Non sarebbe il caso di mettere da parte il Green Deal o, perlomeno, rivederne la strategia?

“Più si aspetta e più aumentano i costi di questa transizione. Il cambiamento climatico non si ferma perché è arrivato Trump. Sappiamo bene che tutte le transizioni costano molto quando partono, ma poi danno grandi benefici. E allora c’è soprattutto un problema di risorse e serve, perciò, una maggiore integrazione. Si parla di debito comune, ma ciò presuppone anche tasse comuni e quindi un ministro dell’Economia europeo”.

Veronica De Romanis
Veronica De Romanis

Un sogno?

“Abbiamo sempre visto che, ogni volta che c’è stata una crisi, l’Europa ha reagito con forti cambiamenti. Il processo di integrazione è in corso; le nuove regole fiscali e di bilancio vanno in quella direzione. Non possiamo tornare indietro. Non avrebbe senso”.

Però dovremo fare i conti con i dazi di Trump.

“Vedremo. Intanto registro che, rispetto al ‘Trump 1’, questa volta il contesto è molto diverso. L’economia cresce di poco meno del 3% e c’è un mercato del lavoro in ottima salute. Introdurre i dazi rischierebbe di alimentare l’inflazione, spingere la Fed a restringere la politica monetaria, con la conseguenza di innalzare i tassi di interesse con un impatto forte sul disavanzo e sul debito americano. Forse, nel breve periodo i nuovi dazi potrebbero dare un vantaggio, ma nel medio sarebbero un boomerang. In ogni caso, se dovesse decidere in questa direzione, l’Europa dovrebbe reagire in maniera unitaria”.

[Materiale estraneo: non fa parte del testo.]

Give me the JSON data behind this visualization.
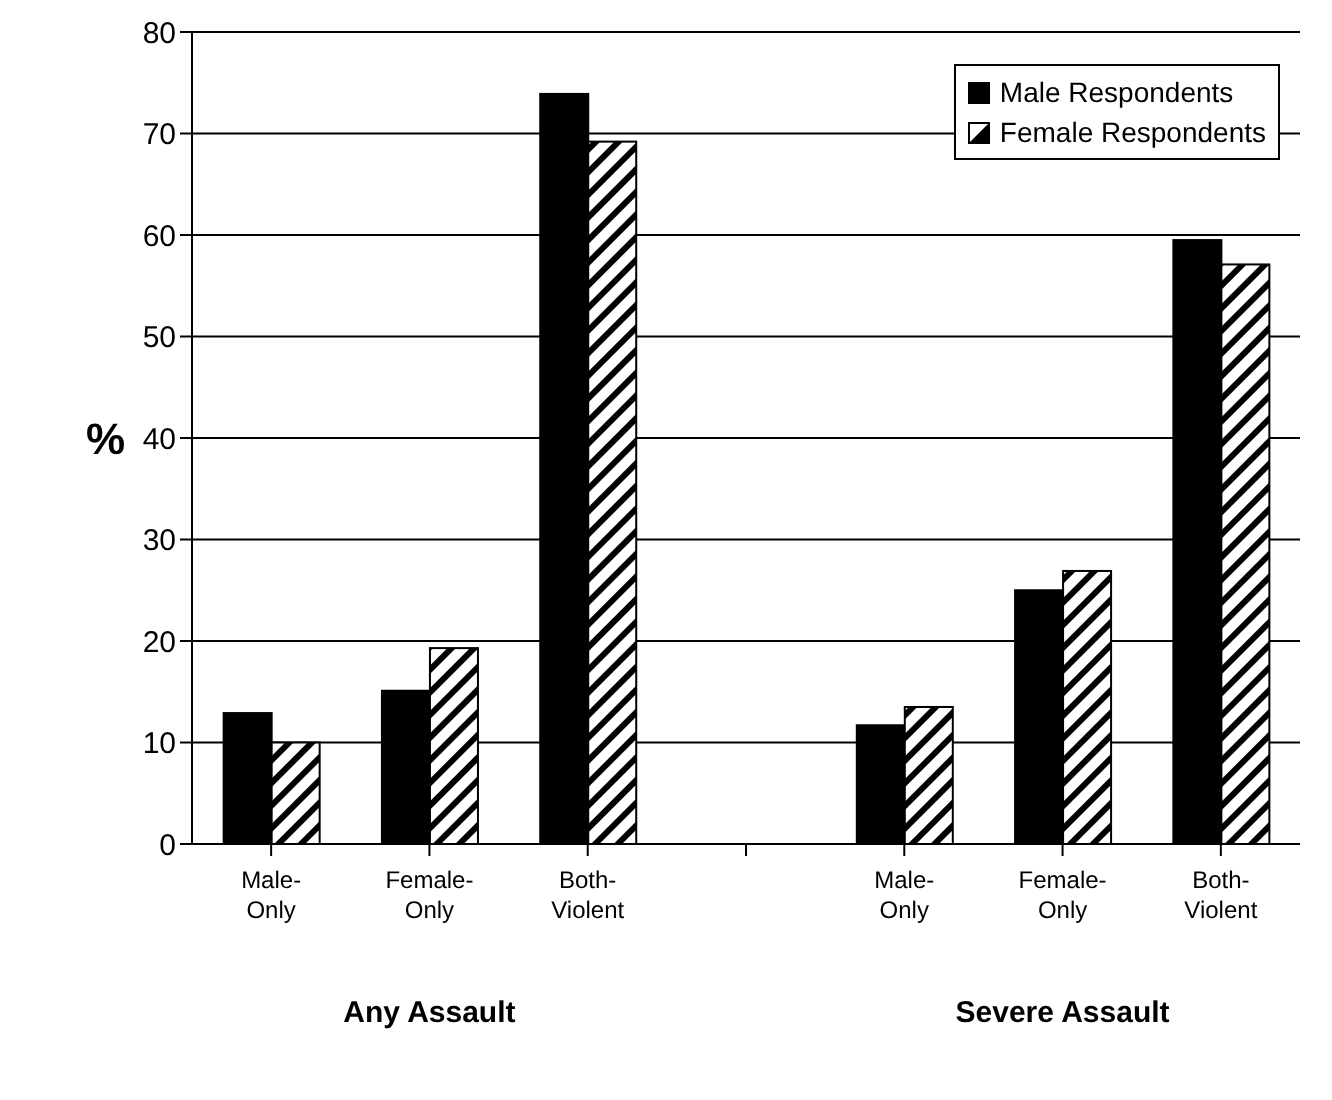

Sembra che la premier Meloni abbia già affrontato la questione con il neo presidente?

“Bisogna capire con quale mandato, se parlava a nome degli altri ventisei partner europei. Non abbiamo bisogno di un singolo Paese che faccia da ponte con l’altra sponda dell’Atlantico. Altrimenti rischiamo di fare il gioco di Trump, che vuole seguire la strada degli accordi bilaterali disaggregando e indebolendo l’Europa”.

Non serve anche una maggiore spinta verso la competitività del sistema?

“Certo, ed è l’obiettivo di von der Leyen. Abbiamo un gap di competitività dovuto a un divario di produttività che va colmato con investimenti privati e quindi con l’Unione dei capitali. Ma attenzione: all’interno dell’Europa l’Italia è uno dei Paesi messi peggio. Nel 2023, la produttività del lavoro è scesa del 2,5%, lo stesso calo di quella totale dei fattori. Dati che non sono stati al centro del dibattito pubblico perché di riforme si parla poco. Ma rimandare è una strategia miope, perché aumenta il nostro divario con gli altri Paesi europei. Alcune riforme le abbiamo inserite nel Pnrr. Bisogna spingere sull’acceleratore”.